The idea that I have is you repeatedly find the lake that is closest to the ocean. If there are multiple lakes with the same minimal distance to the ocean, randomly choose one. Connect that lake to the ocean using the path that requires the least number of steps. If there are multiple paths that require the same minimum number of steps, randomly choose one. And then find the next lake that is closest to the ocean with the addition that the previously connected lake is part of the ocean now. So you do this recursively until you are left with no lakes. The underlying assumption it is optimal for each lake (after already connecting the closer lakes to the ocean) to be connected to the closest ocean.
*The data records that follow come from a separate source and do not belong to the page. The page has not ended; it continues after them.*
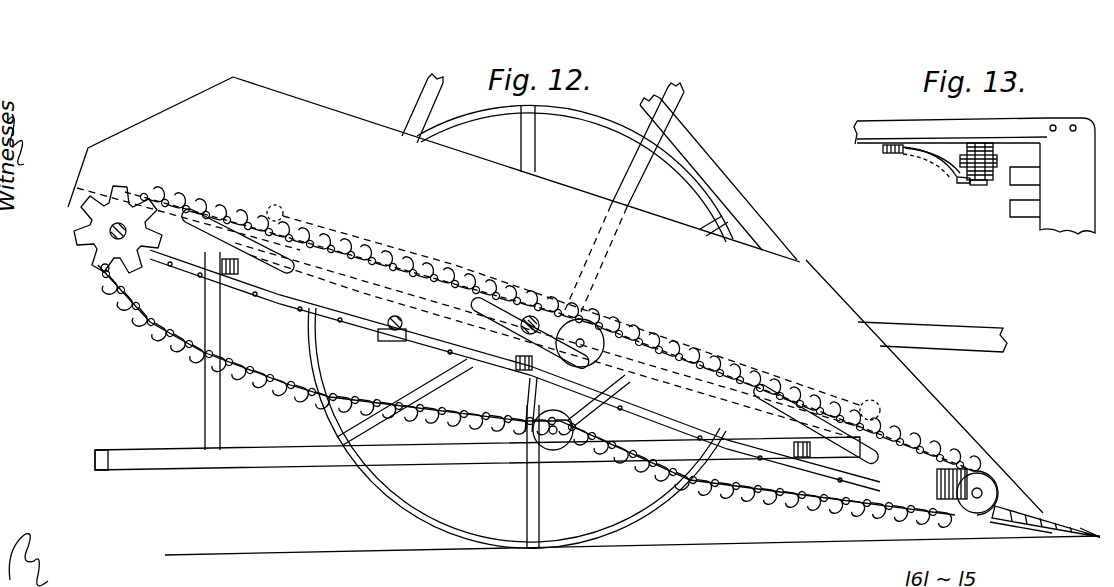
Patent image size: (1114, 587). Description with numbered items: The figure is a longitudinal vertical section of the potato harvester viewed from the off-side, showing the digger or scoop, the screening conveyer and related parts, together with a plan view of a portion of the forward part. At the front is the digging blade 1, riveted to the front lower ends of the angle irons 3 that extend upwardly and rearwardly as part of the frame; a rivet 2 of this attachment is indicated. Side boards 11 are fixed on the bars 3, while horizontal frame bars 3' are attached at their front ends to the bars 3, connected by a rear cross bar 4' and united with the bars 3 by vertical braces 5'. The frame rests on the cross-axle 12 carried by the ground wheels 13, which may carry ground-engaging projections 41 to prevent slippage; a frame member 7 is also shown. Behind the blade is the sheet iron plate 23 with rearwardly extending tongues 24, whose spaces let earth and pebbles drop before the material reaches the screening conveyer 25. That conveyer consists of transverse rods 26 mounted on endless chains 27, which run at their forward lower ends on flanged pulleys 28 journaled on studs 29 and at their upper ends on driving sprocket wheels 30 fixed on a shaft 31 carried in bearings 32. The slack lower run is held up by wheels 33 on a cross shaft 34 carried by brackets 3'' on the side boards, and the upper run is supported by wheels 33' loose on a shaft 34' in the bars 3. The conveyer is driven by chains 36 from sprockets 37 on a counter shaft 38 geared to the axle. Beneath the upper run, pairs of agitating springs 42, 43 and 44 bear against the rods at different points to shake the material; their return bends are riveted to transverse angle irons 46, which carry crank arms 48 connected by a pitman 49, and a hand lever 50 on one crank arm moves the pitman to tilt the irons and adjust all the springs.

In FIG. 12, the digging appliance or blade 1 is at (1083, 530).
In FIG. 13, the digging appliance or blade 1 is at (1078, 138).
In FIG. 13, the rivets 2 is at (1055, 125).
In FIG. 13, the angle irons 3 is at (950, 120).
In FIG. 12, the horizontal frame bars 3' is at (477, 469).
In FIG. 12, the brackets 3'' is at (579, 405).
In FIG. 12, the rear cross bar 4' is at (446, 272).
In FIG. 12, the vertical braces 5' is at (195, 351).
In FIG. 12, the bar 7 is at (933, 329).
In FIG. 12, the side boards 11 is at (316, 113).
In FIG. 13, the side boards 11 is at (867, 146).
In FIG. 12, the cross-axle 12 is at (529, 313).
In FIG. 12, the ground wheels 13 is at (579, 116).
In FIG. 12, the sheet iron plate 23 is at (1044, 518).
In FIG. 13, the sheet iron plate 23 is at (1030, 188).
In FIG. 12, the tongues 24 is at (1017, 508).
In FIG. 13, the tongues 24 is at (1017, 223).
In FIG. 12, the screening conveyer 25 is at (451, 429).
In FIG. 12, the transverse rods 26 is at (150, 318).
In FIG. 12, the endless chains 27 is at (132, 320).
In FIG. 12, the flanged pulleys 28 is at (968, 486).
In FIG. 13, the flanged pulleys 28 is at (968, 165).
In FIG. 12, the studs 29 is at (980, 489).
In FIG. 13, the studs 29 is at (975, 182).
In FIG. 12, the driving sprocket wheels 30 is at (80, 252).
In FIG. 12, the shaft 31 is at (121, 225).
In FIG. 12, the bearings 32 is at (100, 271).
In FIG. 12, the wheels 33 is at (556, 453).
In FIG. 12, the wheels 33' is at (613, 333).
In FIG. 12, the cross shaft 34 is at (523, 461).
In FIG. 12, the shaft 34' is at (611, 313).
In FIG. 12, the chains 36 is at (290, 311).
In FIG. 12, the sprockets 37 is at (400, 342).
In FIG. 12, the counter shaft 38 is at (388, 338).
In FIG. 12, the ground-engaging projections 41 is at (658, 510).
In FIG. 12, the springs 42 is at (762, 414).
In FIG. 12, the springs 43 is at (212, 244).
In FIG. 12, the springs 44 is at (510, 330).
In FIG. 12, the transverse angle irons 46 is at (238, 274).
In FIG. 12, the crank arms 48 is at (277, 211).
In FIG. 12, the pitman or link 49 is at (723, 358).
In FIG. 12, the hand lever 50 is at (628, 178).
Here's an example below. I couldn't get the format to align properly on SE, so I'm pasting a picture from my text editor. This is a $7 \times 8$ grid where $L$ means land and $W$ means water. There are 3 lakes. One with the coordinates $\{(5, 0), (5, 1), (5, 2)\}$. One with the coordinates $\{(3, 3), (4, 3)\}$. The last one with coordinates $\{(2,5)\}$. Note that the water tiles at $(3,6), (3, 7)$ are already connected to the ocean initially.
I don't think my idea is optimal for a few reasons: (1) I don't think I can just randomly choose a lake if there are multiple lakes of the same minimal distance from the ocean. (2) For the lake with the minimum distance to the ocean, there could be multiple ways to connect it to the ocean for the same exact cost, and here, I choose the path randomly, which I don't think should be allowed. (3) Although, I can't think of a quick example right now, but I think there might be a situation where it's not optimal to connect a lake to the closest ocean.
After some more thinking, I can come up with a simple example to show (2).
My approach definitely doesn't work, but I'll leave it here for now. If anyone has any ideas, please share.


At first I thought this was the minimum spanning tree (MST) problem on a grid graph. The greedy algorithm for that is indeed optimal, and you can break ties arbitrarily.
After the comment by @user144527, I realized that it is not MST but instead is the minimum node-weighted Steiner tree problem, which is very difficult. Searching for this phrase should yield an instance for which your greedy algorithm fails to find an optimal solution.